Benefits of a VA loan
VA loans are guaranteed by the U.S. Department of Veteran Affairs (VA). While private lenders issue the mortgages, the VA backs them, promising to pay the lender back if the borrower fails to make payments. There’s a lot to like about VA loans, including these features:
- No down payment. Veterans don’t have to wait for years to save up for a down payment — they can enter the housing market whenever the time feels right.
- Historically low interest rates. Data from Ellie Mae shows that VA loans have offered the lowest fixed interest rate on the market for five years running.
- No mortgage insurance payment. If a home buyer takes out a conventional mortgage or another type of government-backed loan, they need to make a 20% down payment or pay private mortgage insurance (PMI). PMI is an insurance policy that protects the lender if the borrower defaults on the loan. The fact that the VA backs the loan means buyers don’t have to pay a monthly PMI payment. The savings can be thousands of dollars over the life of the loan.

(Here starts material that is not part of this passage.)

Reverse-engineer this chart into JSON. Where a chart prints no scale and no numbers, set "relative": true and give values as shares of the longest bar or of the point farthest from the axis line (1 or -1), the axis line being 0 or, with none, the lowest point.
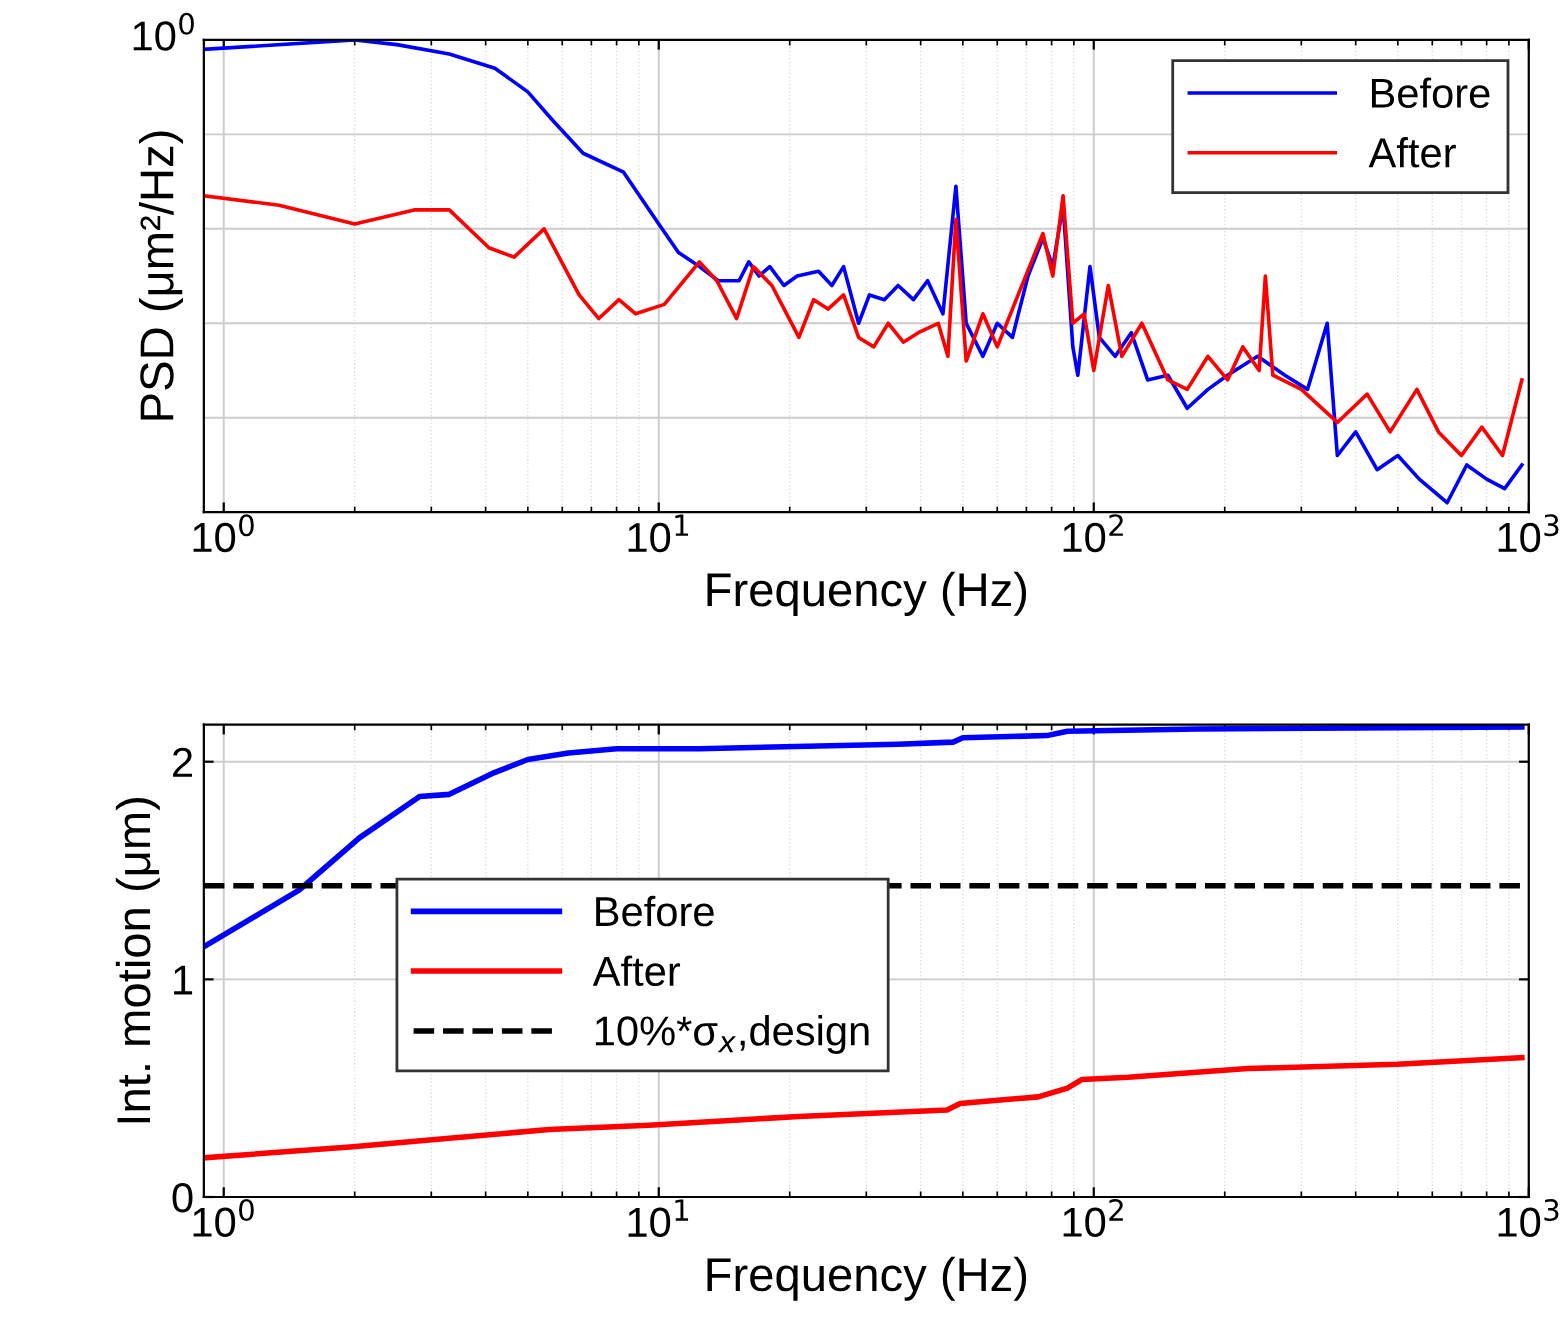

- More forgiving lending standards. According to Birk, the VA has more “flexible and forgiving credit guidelines than other loan types.” In addition, Guard members and reservists may use their service income to help qualify for a mortgage. Lenders look at how long they have served and the relative stability of the income, but if everything looks good, that extra monthly income might help them get into the home they want.
Some form of the U.S. National Guard has been around since 1636. Although it’s easy to wonder what took Congress so long, it’s good to know that Guardsmen and reservists are being recognized with these benefits now.